Epidemic de Lars von Trier - 1987
Le bon Lars aura attendu que sa carrière démarre vraiment avant de produire son film de fin d'études, ce qui ne manque pas de panache. Epidemic a en effet tout du film expérimental roublard tel qu'en produisent les élèves en cinéma, et le moins qu'on puisse dire est qu'il ne marche pas vraiment sur les traces de ses ancêtres. Avec ce film (comme avec Element of Crime, dans une moindre mesure), on voit vraiment naître un cinéaste, un regard, et tous les éléments du cinéma de von Trier sont déjà là, les plus gavants (prétention, dandysme, provocation gratuite) comme les plus géniaux (le sens du regard, la brutalité, la radicalité). A part Dreyer, dont on reconnaît ce goût pour le noir et blanc très contrasté, la lenteur des rythmes, et le mélange de mysticisme et de violence crue, et à part Tarkovski, dont il reprend quelques plans, difficile de rattacher ce machin résolument barré à qui que ce soit, et on peut considérer ça comme une qualité.
Le film n'est pas un chef-d'oeuvre, trop alourdi par des tics de petit génie un peu soûlants : Lars veut se démarquer, et s'il y arrive c'est souvent au prix d'une philosophie un peu courte, de pas mal de plans inutilement malsains, d'une volonté puérile de rester opaque. On ne comprend pas trop certaines idées, comme celle de laisser le titre du film dans le coin gauche de l'écran, du début à la fin, comme cette scène de dissection, comme ces détails de personnages inutiles (l'obsession du producteur pour les anoraks, gu ?). Franchement, sauf à prendre des poses d'intellectuel maudit, on ne voit pas pourquoi von Trier s'évertue à brouiller les pistes : son scénario est pourtant simplissime et intéressant, et aurait largement pu suffire sans rajouter ces motifs pompeux.

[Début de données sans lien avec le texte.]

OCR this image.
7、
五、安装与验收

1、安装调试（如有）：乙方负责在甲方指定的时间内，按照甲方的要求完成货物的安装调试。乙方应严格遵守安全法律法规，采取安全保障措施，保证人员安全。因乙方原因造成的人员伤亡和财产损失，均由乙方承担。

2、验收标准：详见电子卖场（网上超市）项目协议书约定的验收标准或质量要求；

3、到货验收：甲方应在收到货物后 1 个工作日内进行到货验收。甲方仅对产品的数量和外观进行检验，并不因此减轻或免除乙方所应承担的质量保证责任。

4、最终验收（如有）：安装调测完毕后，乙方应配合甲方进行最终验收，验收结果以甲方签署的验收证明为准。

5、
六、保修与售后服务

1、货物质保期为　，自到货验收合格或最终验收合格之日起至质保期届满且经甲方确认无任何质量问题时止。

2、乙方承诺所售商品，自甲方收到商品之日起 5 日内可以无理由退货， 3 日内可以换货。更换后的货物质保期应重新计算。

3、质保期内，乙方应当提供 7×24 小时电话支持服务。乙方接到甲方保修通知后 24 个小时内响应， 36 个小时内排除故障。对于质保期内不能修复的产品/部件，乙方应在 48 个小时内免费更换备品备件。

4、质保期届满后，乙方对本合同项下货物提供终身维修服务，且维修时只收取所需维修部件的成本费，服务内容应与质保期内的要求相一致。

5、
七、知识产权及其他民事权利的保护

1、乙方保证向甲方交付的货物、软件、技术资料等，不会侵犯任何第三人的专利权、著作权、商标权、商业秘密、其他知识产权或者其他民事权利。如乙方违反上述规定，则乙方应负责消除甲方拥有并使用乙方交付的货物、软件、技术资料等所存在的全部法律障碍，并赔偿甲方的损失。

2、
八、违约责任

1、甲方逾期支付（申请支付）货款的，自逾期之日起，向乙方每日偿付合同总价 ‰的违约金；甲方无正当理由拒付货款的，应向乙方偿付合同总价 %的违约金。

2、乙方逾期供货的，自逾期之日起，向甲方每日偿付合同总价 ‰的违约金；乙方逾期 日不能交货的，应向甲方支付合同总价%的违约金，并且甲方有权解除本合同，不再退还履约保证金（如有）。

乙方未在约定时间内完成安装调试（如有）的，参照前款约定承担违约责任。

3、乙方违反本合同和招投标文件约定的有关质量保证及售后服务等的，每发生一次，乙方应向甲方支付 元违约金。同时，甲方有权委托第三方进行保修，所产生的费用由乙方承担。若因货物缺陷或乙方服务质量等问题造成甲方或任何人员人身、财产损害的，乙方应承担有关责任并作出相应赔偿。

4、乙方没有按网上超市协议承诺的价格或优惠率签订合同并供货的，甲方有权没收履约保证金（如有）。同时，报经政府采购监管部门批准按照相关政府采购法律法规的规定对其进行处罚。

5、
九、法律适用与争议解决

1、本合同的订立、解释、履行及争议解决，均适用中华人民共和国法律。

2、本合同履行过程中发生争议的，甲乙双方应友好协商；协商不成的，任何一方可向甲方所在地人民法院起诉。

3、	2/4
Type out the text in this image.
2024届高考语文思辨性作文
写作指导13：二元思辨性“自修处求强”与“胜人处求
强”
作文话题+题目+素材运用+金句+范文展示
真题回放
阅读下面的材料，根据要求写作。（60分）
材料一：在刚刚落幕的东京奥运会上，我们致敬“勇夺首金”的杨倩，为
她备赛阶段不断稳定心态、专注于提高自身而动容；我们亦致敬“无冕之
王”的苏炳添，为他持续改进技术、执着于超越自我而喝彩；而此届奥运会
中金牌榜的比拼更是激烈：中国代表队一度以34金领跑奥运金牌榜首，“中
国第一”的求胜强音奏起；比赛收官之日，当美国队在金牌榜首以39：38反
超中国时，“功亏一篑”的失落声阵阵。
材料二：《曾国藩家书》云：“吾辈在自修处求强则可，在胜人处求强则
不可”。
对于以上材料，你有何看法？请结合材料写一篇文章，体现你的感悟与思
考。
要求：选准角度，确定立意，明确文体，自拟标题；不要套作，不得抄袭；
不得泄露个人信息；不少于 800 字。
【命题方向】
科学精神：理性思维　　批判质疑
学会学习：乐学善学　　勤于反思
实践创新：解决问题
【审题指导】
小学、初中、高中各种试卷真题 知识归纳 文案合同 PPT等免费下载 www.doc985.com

Mais malgré ces réserves, ça fonctionne plus que bien : le gars arrive à parler métaphysique avec profondeur, livrant avec 2 francs 6 sous une ample réflexion sur le réel et l'imaginaire, sur la force des images, et même, en creux, peut-être, sur l'identité européenne. On suit en parallèle deux histoires : celle du réalisateur et de son associé écrivant un scénario dans leur appartement ou sur la route ; et celle du film lui-même, montrant le voyage d'un médecin qui veut lutter contre une épidémie qui s'étend à l'Europe, et qui propage lui-même le virus. Deux mondes différents qui peu à peu vont se mêler, l'associé tombant malade, les décors se vidant vers de plus en plus de morbidité, et la peste faisant au final une apparition tonitruante dans le monde réel. On peut y voir un essai sur la force de l'inspiration (la création qui envahit la réalité, classique) ou sur l'obsession vréatrice ; mais tout ça est fait avec un tel humour "à froid" qu'on peut aussi voir ça comme une grosse farce provocatrice sans vraie direction. On apprend dans les bonus que Epidemic a été fait sur un pari (réaliser un film avec un budget dérisoire en quelques jours et sans scénario), et ma foi, le résultat ressemble à ça : un coup d'audace fabriqué par un génie "bridé". Le dernier quart-d'heure, malgré la contrainte, n'a rien à envier aux meilleurs films d'horreur : il est proprement stupéfiant, insupportable, et possède l'aura des meilleurs brulôts undergrounds qui soient. On y sent déjà la patte des Idiots, avec ce jusqu'au-boutisme dans le malsain qui force le respect.